The flat out truth is that there is no such thing as perfection. Truly it is a perpetually elusive and wholly unachievable state of imaginary being or existing. Now, the modern definition of “perfection” from the Oxford Languages dictionary is as follows (I’ve totally got a raised eyebrow here):
the condition, state, or quality of being free or as free as possible from all flaws or defects
Come on now, who even gets to be the judge of such things?? Us humans in all of our messy “imperfection”? Let’s be real! The raw truth is, is that the above definition was not how the word was originally used. Of course it’s not…..geez. Of course it has been turned into some unachievable state of being that we all judge ourselves and others against. Some ultra-idyllic destination as a human being that doesn’t even exist. We’re all constantly recovering from the idea that perfection is actually an achievable event or place and not the fool’s errand or the hamster on the wheel, pedaling faster and faster and getting nowhere even faster. Forever playing the fool.

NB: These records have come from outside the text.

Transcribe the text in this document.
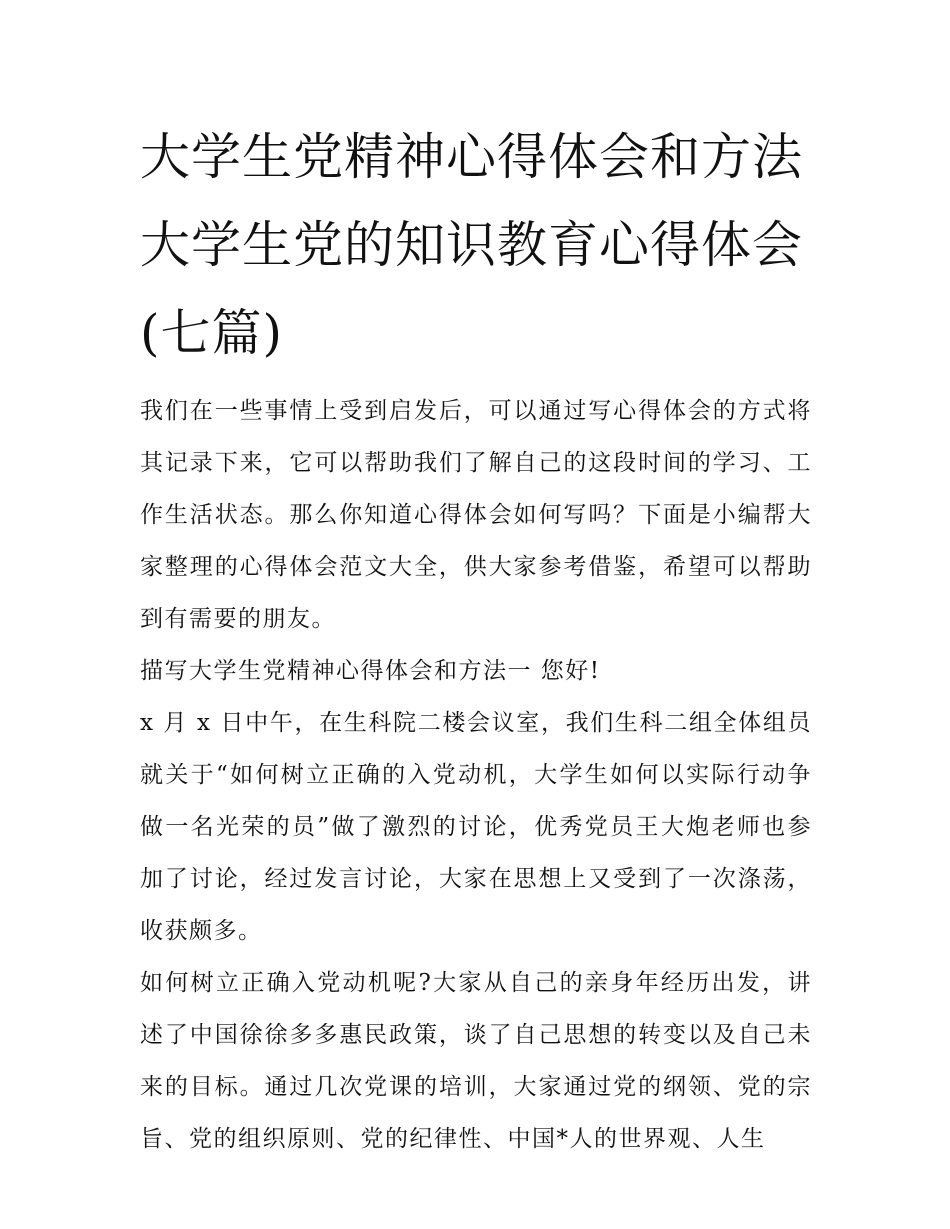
大学生党精神心得体会和方法
大学生党的知识教育心得体会
(七篇)

我们在一些事情上受到启发后，可以通过写心得体会的方式将其记录下来，它可以帮助我们了解自己的这段时间的学习、工作生活状态。那么你知道心得体会如何写吗？下面是小编帮大家整理的心得体会范文大全，供大家参考借鉴，希望可以帮助到有需要的朋友。

描写大学生党精神心得体会和方法一 您好!

x 月 x 日中午，在生科院二楼会议室，我们生科二组全体组员就关于“如何树立正确的入党动机，大学生如何以实际行动争做一名光荣的员”做了激烈的讨论，优秀党员王大炮老师也参加了讨论，经过发言讨论，大家在思想上又受到了一次涤荡，收获颇多。

如何树立正确入党动机呢?大家从自己的亲身年经历出发，讲述了中国徐徐多多惠民政策，谈了自己思想的转变以及自己未来的目标。通过几次党课的培训，大家通过党的纲领、党的宗旨、党的组织原则、党的纪律性、中国*人的世界观、人生
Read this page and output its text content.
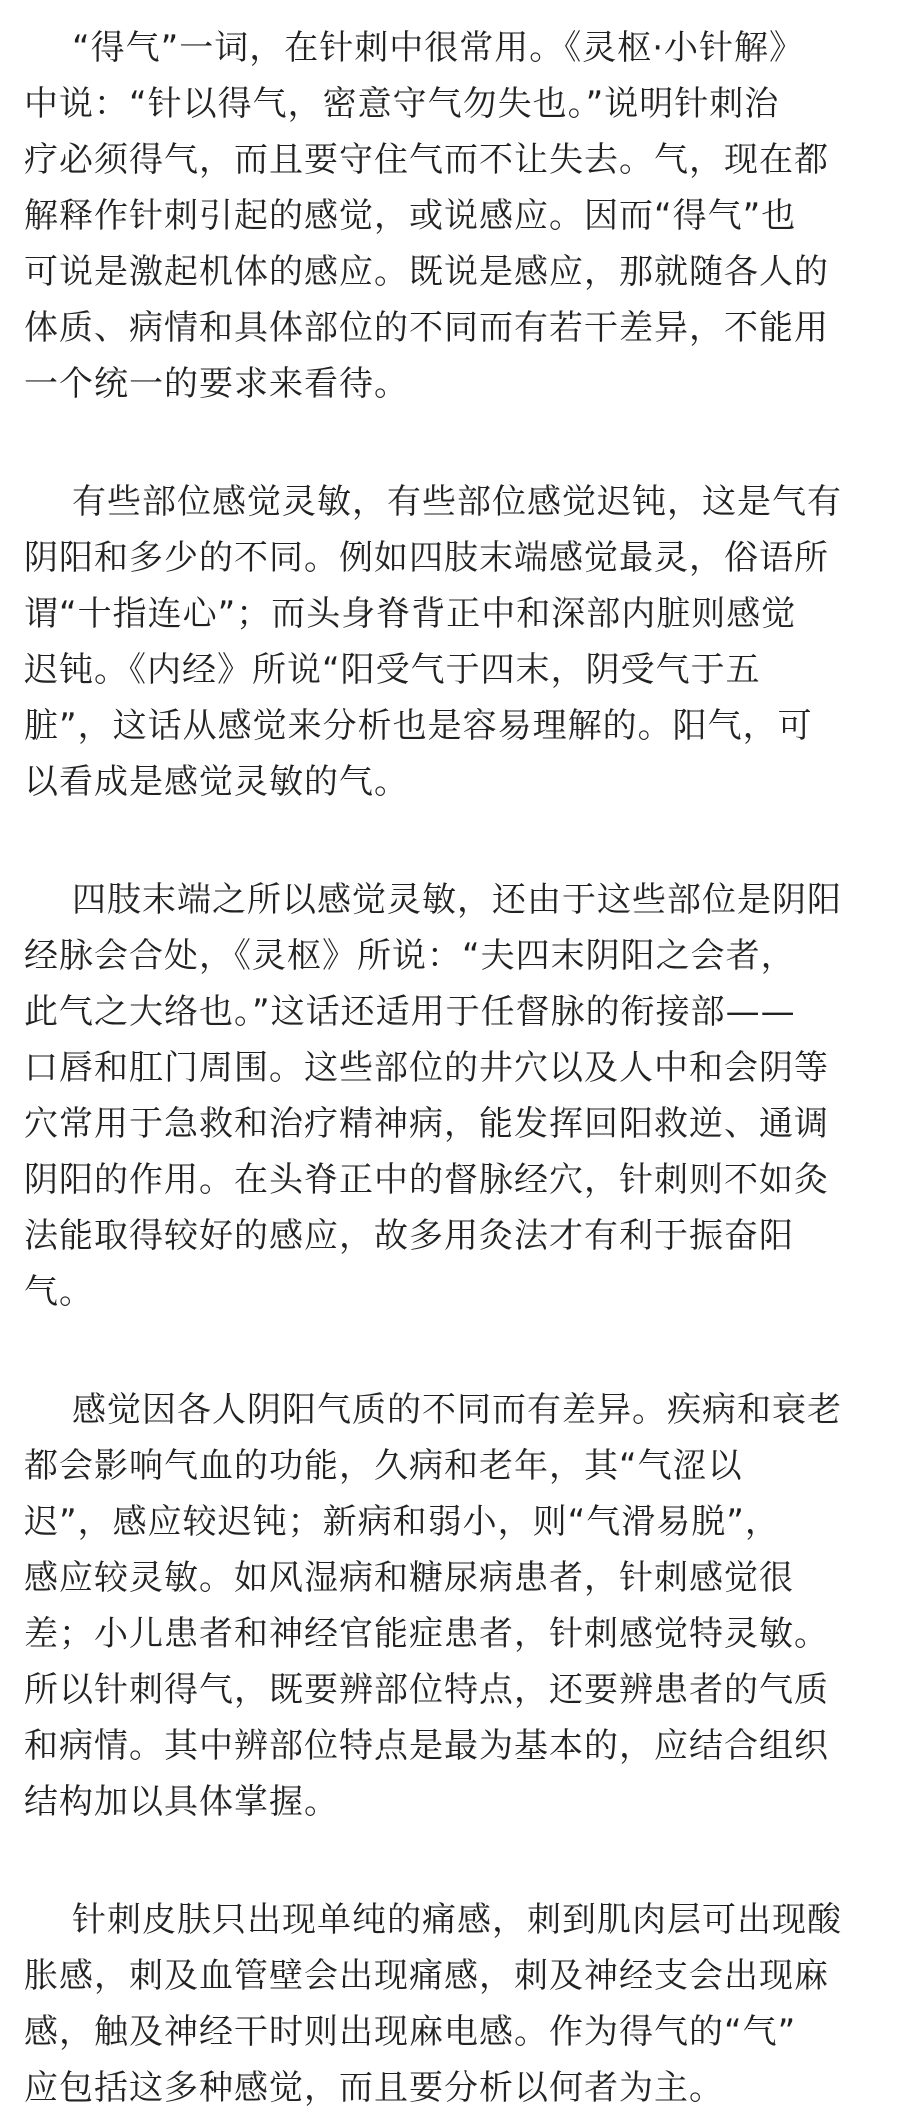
“得气”一词，在针刺中很常用。《灵枢·小针解》
中说：“针以得气，密意守气勿失也。”说明针刺治
疗必须得气，而且要守住气而不让失去。气，现在都
解释作针刺引起的感觉，或说感应。因而“得气”也
可说是激起机体的感应。既说是感应，那就随各人的
体质、病情和具体部位的不同而有若干差异，不能用
一个统一的要求来看待。

有些部位感觉灵敏，有些部位感觉迟钝，这是气有
阴阳和多少的不同。例如四肢末端感觉最灵，俗语所
谓“十指连心”；而头身脊背正中和深部内脏则感觉
迟钝。《内经》所说“阳受气于四末，阴受气于五
脏”，这话从感觉来分析也是容易理解的。阳气，可
以看成是感觉灵敏的气。

四肢末端之所以感觉灵敏，还由于这些部位是阴阳
经脉会合处，《灵枢》所说：“夫四末阴阳之会者，
此气之大络也。”这话还适用于任督脉的衔接部——
口唇和肛门周围。这些部位的井穴以及人中和会阴等
穴常用于急救和治疗精神病，能发挥回阳救逆、通调
阴阳的作用。在头脊正中的督脉经穴，针刺则不如灸
法能取得较好的感应，故多用灸法才有利于振奋阳
气。

感觉因各人阴阳气质的不同而有差异。疾病和衰老
都会影响气血的功能，久病和老年，其“气涩以
迟”，感应较迟钝；新病和弱小，则“气滑易脱”，
感应较灵敏。如风湿病和糖尿病患者，针刺感觉很
差；小儿患者和神经官能症患者，针刺感觉特灵敏。
所以针刺得气，既要辨部位特点，还要辨患者的气质
和病情。其中辨部位特点是最为基本的，应结合组织
结构加以具体掌握。

针刺皮肤只出现单纯的痛感，刺到肌肉层可出现酸
胀感，刺及血管壁会出现痛感，刺及神经支会出现麻
感，触及神经干时则出现麻电感。作为得气的“气”
应包括这多种感觉，而且要分析以何者为主。
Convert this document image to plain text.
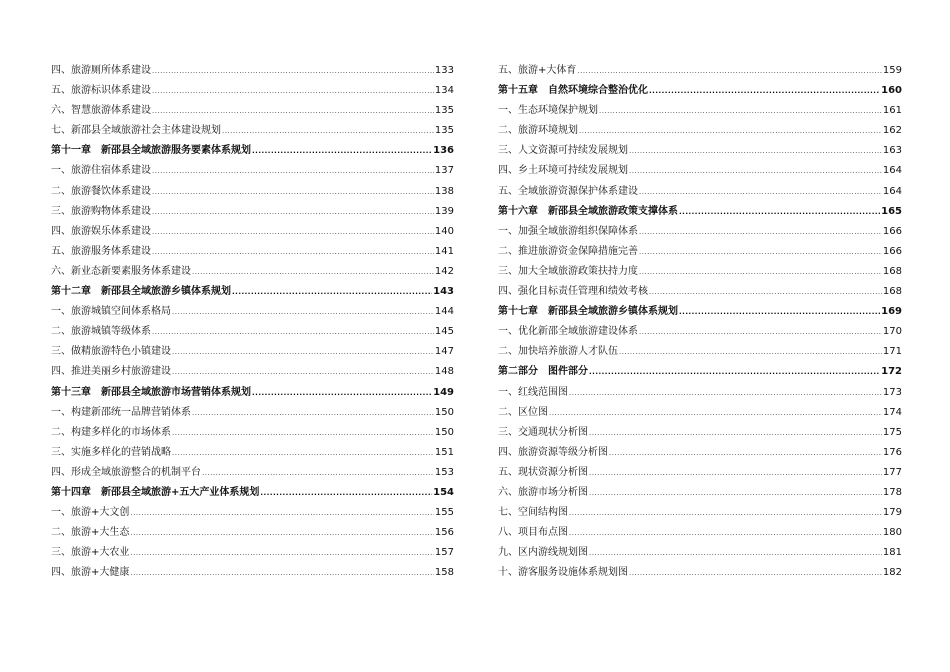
四、旅游厕所体系建设 .....	133
五、旅游标识体系建设 .....	134
六、智慧旅游体系建设 .....	135
七、新邵县全域旅游社会主体建设规划 .....	135
第十一章　新邵县全域旅游服务要素体系规划 .....	136
一、旅游住宿体系建设 .....	137
二、旅游餐饮体系建设 .....	138
三、旅游购物体系建设 .....	139
四、旅游娱乐体系建设 .....	140
五、旅游服务体系建设 .....	141
六、新业态新要素服务体系建设 .....	142
第十二章　新邵县全域旅游乡镇体系规划 .....	143
一、旅游城镇空间体系格局 .....	144
二、旅游城镇等级体系 .....	145
三、做精旅游特色小镇建设 .....	147
四、推进美丽乡村旅游建设 .....	148
第十三章　新邵县全域旅游市场营销体系规划 .....	149
一、构建新邵统一品牌营销体系 .....	150
二、构建多样化的市场体系 .....	150
三、实施多样化的营销战略 .....	151
四、形成全域旅游整合的机制平台 .....	153
第十四章　新邵县全域旅游+五大产业体系规划 .....	154
一、旅游+大文创 .....	155
二、旅游+大生态 .....	156
三、旅游+大农业 .....	157
四、旅游+大健康 .....	158
五、旅游+大体育 .....	159
第十五章　自然环境综合整治优化 .....	160
一、生态环境保护规划 .....	161
二、旅游环境规划 .....	162
三、人文资源可持续发展规划 .....	163
四、乡土环境可持续发展规划 .....	164
五、全域旅游资源保护体系建设 .....	164
第十六章　新邵县全域旅游政策支撑体系 .....	165
一、加强全域旅游组织保障体系 .....	166
二、推进旅游资金保障措施完善 .....	166
三、加大全域旅游政策扶持力度 .....	168
四、强化目标责任管理和绩效考核 .....	168
第十七章　新邵县全域旅游乡镇体系规划 .....	169
一、优化新邵全域旅游建设体系 .....	170
二、加快培养旅游人才队伍 .....	171
第二部分　图件部分 .....	172
一、红线范围图 .....	173
二、区位图 .....	174
三、交通现状分析图 .....	175
四、旅游资源等级分析图 .....	176
五、现状资源分析图 .....	177
六、旅游市场分析图 .....	178
七、空间结构图 .....	179
八、项目布点图 .....	180
九、区内游线规划图 .....	181
十、游客服务设施体系规划图 .....	182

SO, what did the word previously mean, you may ask. Well, from what I’ve found rather quickly thanks to Google, is that, in a nutshell, it’s had a number of iterations from a number of different languages including Greek and Latin. The biblical version and now the secular version that it has become today wavers between meaning “a finishing” or “a completing” or “that which has obtained its purpose”, to “the perfection of God”. That man should strive to emulate, knowing full well that it was unachievable, but should try nonetheless. It was not originally meant to be a term of comparison, and not at all meant as a term to be applied to human beings or anything alive at all, as it has morphed into in modern times. A term of proving and a “behavior” that is often rewarded, yet unachievable and unsustainable. It has become the common substitute for the idea of “excellence”…( thank you Wikipedia). We can all strive to be better and do better. And it is important to recognize that it is a continuous lifelong process or practice, not an absolute destination. A moving target that we strive to align and re-align with over a lifetime. Sometimes achieving it, only to slide down the other side of that slippery slope and having to pick ourselves up, yet again, to climb the next slope that presents itself. All with the knowledge that this is what life is made of, the continuous cycle of becoming and unbecoming, climbing and falling. Knowing and accepting this is a key to finding more peace and joy in your life. Along with much less resistance, judgment, fear and struggle that all lead to suffering and feelings of powerlessness and sometimes hopelessness. And these, my friend, are the places born of the ego, or what I like to call the “Trickster”.